Mark Lancaster has called for a review of internet regulations after the whereabouts of a women's refuge was revealed by Google.
The Milton Keynes North MP was speaking in a debate yesterday (Thursday) on internet privacy when he mentioned that the refuge, whose anonymity is crucial to the safety of its residents.
However, when the search engine set about mapping the entire country with street-level photographs for its Street View facility, the hostel's picture and location were displayed online.
Even when the organisation requested to have it removed, Google did not respond.
As Mr Lancaster explained the incident to fellow MPs in Westminster Hall: "It is staggering that the privacy of an organisation whose purpose it is to protect others is allowed to be invaded in that way."
This was not the first time there has been an issue with Google in Milton Keynes, he told colleagues.
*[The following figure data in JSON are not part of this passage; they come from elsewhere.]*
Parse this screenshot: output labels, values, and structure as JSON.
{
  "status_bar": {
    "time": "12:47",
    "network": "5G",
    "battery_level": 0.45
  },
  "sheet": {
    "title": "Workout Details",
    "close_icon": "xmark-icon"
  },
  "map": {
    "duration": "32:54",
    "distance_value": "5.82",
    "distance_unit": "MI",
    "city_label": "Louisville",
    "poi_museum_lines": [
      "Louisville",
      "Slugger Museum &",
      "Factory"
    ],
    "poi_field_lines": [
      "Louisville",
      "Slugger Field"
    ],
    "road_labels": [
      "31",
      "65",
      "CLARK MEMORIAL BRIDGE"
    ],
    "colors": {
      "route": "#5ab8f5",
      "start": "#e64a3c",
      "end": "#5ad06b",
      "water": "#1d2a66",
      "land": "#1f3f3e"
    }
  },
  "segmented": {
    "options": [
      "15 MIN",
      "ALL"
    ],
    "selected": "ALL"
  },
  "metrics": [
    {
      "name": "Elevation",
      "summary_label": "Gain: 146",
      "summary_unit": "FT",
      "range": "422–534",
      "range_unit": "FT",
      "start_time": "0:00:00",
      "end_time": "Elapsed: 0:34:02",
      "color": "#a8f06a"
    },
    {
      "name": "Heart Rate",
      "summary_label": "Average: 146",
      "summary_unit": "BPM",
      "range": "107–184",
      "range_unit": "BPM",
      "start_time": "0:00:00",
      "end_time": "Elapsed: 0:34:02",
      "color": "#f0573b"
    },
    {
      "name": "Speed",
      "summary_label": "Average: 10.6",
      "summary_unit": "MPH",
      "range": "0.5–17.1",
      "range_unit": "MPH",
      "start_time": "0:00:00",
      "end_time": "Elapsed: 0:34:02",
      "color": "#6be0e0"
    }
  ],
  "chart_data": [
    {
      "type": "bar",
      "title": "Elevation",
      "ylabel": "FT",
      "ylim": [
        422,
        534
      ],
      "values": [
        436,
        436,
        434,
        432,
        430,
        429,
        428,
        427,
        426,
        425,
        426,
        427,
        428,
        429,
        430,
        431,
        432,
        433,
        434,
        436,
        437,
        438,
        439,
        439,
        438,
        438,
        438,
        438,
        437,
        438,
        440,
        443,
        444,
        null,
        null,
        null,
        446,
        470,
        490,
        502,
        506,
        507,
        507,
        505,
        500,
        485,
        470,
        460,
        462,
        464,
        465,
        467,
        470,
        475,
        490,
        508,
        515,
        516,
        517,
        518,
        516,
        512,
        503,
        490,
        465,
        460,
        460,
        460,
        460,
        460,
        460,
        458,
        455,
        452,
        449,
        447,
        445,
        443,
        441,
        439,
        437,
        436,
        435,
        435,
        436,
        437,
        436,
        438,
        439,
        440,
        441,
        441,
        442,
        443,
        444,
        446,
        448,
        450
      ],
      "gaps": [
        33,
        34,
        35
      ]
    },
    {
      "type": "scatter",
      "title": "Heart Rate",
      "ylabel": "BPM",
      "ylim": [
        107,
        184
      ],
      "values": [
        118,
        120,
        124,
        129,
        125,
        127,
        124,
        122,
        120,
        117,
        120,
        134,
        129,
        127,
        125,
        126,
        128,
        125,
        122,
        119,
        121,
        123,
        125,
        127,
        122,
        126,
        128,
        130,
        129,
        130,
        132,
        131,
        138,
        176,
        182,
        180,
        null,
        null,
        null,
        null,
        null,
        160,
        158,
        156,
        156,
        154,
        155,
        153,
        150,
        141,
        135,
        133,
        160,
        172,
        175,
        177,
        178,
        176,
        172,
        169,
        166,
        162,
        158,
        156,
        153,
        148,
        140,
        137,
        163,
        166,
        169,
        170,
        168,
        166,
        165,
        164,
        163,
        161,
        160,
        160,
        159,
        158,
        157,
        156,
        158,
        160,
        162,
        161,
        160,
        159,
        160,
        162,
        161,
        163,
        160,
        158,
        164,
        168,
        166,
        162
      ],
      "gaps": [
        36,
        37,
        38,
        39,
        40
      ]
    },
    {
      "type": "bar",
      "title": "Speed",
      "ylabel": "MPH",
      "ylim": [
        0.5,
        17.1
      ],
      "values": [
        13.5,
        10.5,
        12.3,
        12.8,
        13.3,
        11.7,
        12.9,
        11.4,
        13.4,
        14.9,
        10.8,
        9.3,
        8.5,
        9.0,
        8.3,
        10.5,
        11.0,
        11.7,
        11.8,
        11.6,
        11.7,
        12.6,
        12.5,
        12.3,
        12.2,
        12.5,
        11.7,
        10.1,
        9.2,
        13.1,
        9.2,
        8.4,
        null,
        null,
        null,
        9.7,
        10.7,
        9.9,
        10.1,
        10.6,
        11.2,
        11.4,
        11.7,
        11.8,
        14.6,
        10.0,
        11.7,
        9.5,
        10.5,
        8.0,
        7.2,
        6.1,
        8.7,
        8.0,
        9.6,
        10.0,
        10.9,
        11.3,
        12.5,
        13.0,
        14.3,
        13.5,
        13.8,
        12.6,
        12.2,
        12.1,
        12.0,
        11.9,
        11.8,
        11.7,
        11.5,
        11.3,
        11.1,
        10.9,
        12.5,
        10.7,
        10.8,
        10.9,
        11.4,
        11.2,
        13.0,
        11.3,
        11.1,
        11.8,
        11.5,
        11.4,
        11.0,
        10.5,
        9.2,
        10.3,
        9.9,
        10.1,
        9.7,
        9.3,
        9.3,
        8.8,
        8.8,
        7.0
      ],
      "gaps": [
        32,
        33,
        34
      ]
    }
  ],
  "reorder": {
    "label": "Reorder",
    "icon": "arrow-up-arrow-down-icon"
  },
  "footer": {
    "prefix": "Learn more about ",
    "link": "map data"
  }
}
Back in April 2009, residents of Broughton village challenged a Street View driver as he attempted to take photographs of their homes.
Rather that leaving Broughton off the map, residents were told they would have to apply to have the images removed once public – something Mr Lancaster called 'simply unacceptable'.
He added: "I acknowledge that a legislative approach would have consequences for freedom of information, but does the Minister accept that, following the situations that occurred in my constituency, and Google's reluctance to do anything about them, the time has perhaps come for, at the very least, a review of the kind suggested by my hon. Friend?"